Take Action Tuesday, March 15, 2011: 7 Reasons…
- Autism CAN be treated. Research shows that 47% of children who receive early, intensive behavioral interventions will achieve normal functioning (read: be self sufficient adults) and another 40% will improve significantly. The results without treatment average about 3% that will achieve normal functioning.
- Passage of autism reform legislation will create a job industry in Michigan. Every year a class of students at Eastern and Western Michigan Universities graduate with degrees in Applied Behavior Analysis and leave Michigan because there are no jobs for them here. There are only 90 behavior analysts currently working in Michigan. There are 2,000 working in Florida, where autism treatment and diagnosis is a covered benefit.
- Autism is a medical issue, not an educational issue. We can’t expect our schools to manage medical issues. We wouldn’t expect them to come up with a treatment plan for diabetes or cancer and shouldn’t expect them to do so for autism, either. Autism needs to be treated in a research based setting.

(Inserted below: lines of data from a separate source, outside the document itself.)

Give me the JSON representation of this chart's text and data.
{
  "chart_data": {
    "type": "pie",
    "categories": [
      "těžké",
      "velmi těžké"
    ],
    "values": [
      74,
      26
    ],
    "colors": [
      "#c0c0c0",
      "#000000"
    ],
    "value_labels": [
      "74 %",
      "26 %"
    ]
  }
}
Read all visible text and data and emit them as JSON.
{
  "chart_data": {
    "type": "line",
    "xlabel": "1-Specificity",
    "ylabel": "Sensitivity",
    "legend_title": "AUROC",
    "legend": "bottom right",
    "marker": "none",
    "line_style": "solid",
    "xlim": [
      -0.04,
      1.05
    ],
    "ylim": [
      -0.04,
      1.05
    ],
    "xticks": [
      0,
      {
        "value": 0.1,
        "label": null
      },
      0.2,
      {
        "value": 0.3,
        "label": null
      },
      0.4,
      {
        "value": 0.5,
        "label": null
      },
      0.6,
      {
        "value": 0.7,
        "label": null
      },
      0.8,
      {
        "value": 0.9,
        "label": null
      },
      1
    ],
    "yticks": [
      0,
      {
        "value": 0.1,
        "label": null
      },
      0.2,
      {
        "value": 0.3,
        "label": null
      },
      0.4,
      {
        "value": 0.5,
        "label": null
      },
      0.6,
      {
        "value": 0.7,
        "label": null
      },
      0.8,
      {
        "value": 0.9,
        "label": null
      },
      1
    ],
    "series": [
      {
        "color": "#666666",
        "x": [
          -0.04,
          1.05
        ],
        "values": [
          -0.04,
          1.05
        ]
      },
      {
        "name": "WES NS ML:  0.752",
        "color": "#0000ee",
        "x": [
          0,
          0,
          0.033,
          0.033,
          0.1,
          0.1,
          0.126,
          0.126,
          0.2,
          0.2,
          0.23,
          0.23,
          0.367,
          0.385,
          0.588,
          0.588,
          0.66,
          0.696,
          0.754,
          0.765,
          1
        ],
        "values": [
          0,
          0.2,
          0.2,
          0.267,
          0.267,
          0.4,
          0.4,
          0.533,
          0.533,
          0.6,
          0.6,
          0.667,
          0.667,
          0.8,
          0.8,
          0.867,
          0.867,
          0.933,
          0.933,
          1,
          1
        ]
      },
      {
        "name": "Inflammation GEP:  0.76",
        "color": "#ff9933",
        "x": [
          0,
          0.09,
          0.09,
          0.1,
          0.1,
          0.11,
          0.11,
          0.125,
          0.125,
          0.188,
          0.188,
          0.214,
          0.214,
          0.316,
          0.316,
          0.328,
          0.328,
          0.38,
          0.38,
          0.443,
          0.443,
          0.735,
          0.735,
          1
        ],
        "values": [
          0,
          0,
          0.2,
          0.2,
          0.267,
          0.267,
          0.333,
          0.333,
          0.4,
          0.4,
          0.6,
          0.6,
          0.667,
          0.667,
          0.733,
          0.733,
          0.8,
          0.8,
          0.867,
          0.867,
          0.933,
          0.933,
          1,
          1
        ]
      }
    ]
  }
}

- Michigan can’t afford to support 15,000 dependent adults. There are 15,000 school aged children living in Michigan that have an autism diagnosis. The average lifetime cost for an untreated person with autism is $3.7 million with much of that money being paid during the person’s adult life. The average lifetime cost for a person who has received early, intensive behavioral intervention is $650,000. You do the math.
- Michigan can’t afford to be less 15,000 tax paying adults. As if the cost of supporting untreated people with autism isn’t enough, the revenue loss of 15,000 adults that are not paying income and property taxes will only increase Michigan’s financial problems.
- Coverage doesn’t cost as much as you think. Independent actuarial studies show that insurance premiums increase less than 1% when autism coverage is included. Costs in the first three to five years will be around 1/10 of 1%.
- Insurance companies’ failure to provide coverage for autism treatment and diagnosis is discriminatory. Can you imagine if the insurance companies refused coverage for people with Crohn’s disease or based on color or gender? I think not. Refusing to cover treatment based on a diagnosis cannot be justified.